Uesugi et al. modified this system by adding zinc ions to the complex of tPA and gelatin.[105] It was found that zinc ions modified the resulting complex through coordinate and ionic bonds leading to greater suppression of tPA activity. Exposing this modified system to ultrasound at 1 MHz and 0.75 W/cm2 for 5 minutes, the system showed a 2-fold increase in tPA activity compared to the original level.[105]

Kawata and Uesgui et al. evaluated this modified system in vivo,[106] where they found that the plasma tPA activity, determined immediately after injection of tPA-loaded nanoparticles, was almost 71.4% lower than after administration of the same dose of free tPA. On the other hand, the activity of nanoparticles recovered to a similar level to free tPA after being exposed to transcutaneous ultrasound for 5 minutes.
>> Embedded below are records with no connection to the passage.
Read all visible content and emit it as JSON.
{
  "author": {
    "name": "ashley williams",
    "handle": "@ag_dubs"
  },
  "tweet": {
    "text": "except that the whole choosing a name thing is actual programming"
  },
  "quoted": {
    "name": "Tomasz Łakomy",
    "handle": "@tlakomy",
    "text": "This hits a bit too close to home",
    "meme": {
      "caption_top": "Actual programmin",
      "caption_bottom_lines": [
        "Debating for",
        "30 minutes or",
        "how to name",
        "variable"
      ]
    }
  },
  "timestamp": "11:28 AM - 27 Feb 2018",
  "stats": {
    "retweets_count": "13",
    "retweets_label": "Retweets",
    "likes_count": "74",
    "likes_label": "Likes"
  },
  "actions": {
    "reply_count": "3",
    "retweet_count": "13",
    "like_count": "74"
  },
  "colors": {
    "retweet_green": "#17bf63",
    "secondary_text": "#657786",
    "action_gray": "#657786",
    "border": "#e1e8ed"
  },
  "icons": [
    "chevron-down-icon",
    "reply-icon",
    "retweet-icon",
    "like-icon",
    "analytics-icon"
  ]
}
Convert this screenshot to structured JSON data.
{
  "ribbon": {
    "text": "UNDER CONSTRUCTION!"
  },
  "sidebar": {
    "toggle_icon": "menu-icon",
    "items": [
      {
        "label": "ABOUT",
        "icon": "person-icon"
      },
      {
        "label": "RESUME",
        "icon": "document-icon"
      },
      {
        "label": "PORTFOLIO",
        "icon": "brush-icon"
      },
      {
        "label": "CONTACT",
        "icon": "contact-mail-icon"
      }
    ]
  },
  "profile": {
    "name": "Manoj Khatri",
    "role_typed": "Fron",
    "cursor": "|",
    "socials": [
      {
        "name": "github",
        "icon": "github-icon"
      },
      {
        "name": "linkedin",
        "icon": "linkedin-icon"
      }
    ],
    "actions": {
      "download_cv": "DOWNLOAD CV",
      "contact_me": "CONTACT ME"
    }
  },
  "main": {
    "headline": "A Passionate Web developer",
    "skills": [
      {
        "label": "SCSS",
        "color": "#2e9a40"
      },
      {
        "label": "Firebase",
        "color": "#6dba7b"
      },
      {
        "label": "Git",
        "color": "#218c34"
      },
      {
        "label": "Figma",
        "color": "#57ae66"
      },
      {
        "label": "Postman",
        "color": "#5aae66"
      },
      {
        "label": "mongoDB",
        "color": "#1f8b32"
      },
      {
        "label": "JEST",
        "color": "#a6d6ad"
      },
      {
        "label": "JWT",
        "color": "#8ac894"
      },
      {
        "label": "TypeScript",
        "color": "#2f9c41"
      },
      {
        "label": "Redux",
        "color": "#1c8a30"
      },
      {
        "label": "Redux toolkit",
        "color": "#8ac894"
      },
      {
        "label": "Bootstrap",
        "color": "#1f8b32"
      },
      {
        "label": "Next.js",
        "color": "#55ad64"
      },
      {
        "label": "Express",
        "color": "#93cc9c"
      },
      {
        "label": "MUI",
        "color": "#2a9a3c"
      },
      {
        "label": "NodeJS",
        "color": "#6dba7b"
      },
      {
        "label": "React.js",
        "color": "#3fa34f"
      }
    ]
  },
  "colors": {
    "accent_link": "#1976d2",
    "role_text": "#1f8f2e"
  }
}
After 40 minutes the plasma tPA activity produced by nanoparticles after being exposed to ultrasound reached a level higher than that produced by free tPA.[106] This approach gives hope for a safe drug delivery system for tPA, leading to reducing the risk of bleeding resulting from using high doses of free tPA.

Future prospective

Nanomedicine potentially opens up novel delivery approaches and new methods of targeting tPA to decrease the risk of bleeding. Shear-activated nanotherapeutics (SA-NTs) represent one of these novel approaches in controlled delivery and targeting of tPA.[107] The mechanism of SA-NT relies on the fact that there is difference between normal blood vessels and stenosed or thrombosed one. As a result SA-NTs can be targeted to the site of thrombus in a size similar to that of platelets. Upon exposure to high local shear stress, they break up into nanosized particles. In addition, they are safe to be used as they are rapidly cleared (80% clearance in 5 minutes).[107]

Nanomedicine also allows for the development of “stealth” technology in which tPA is encapsulated in gelatin nanoparticles complexed with zinc ions.[38,105,106] This opens up the possibility of developing protein therapeutics in vascular diseases, another promising field.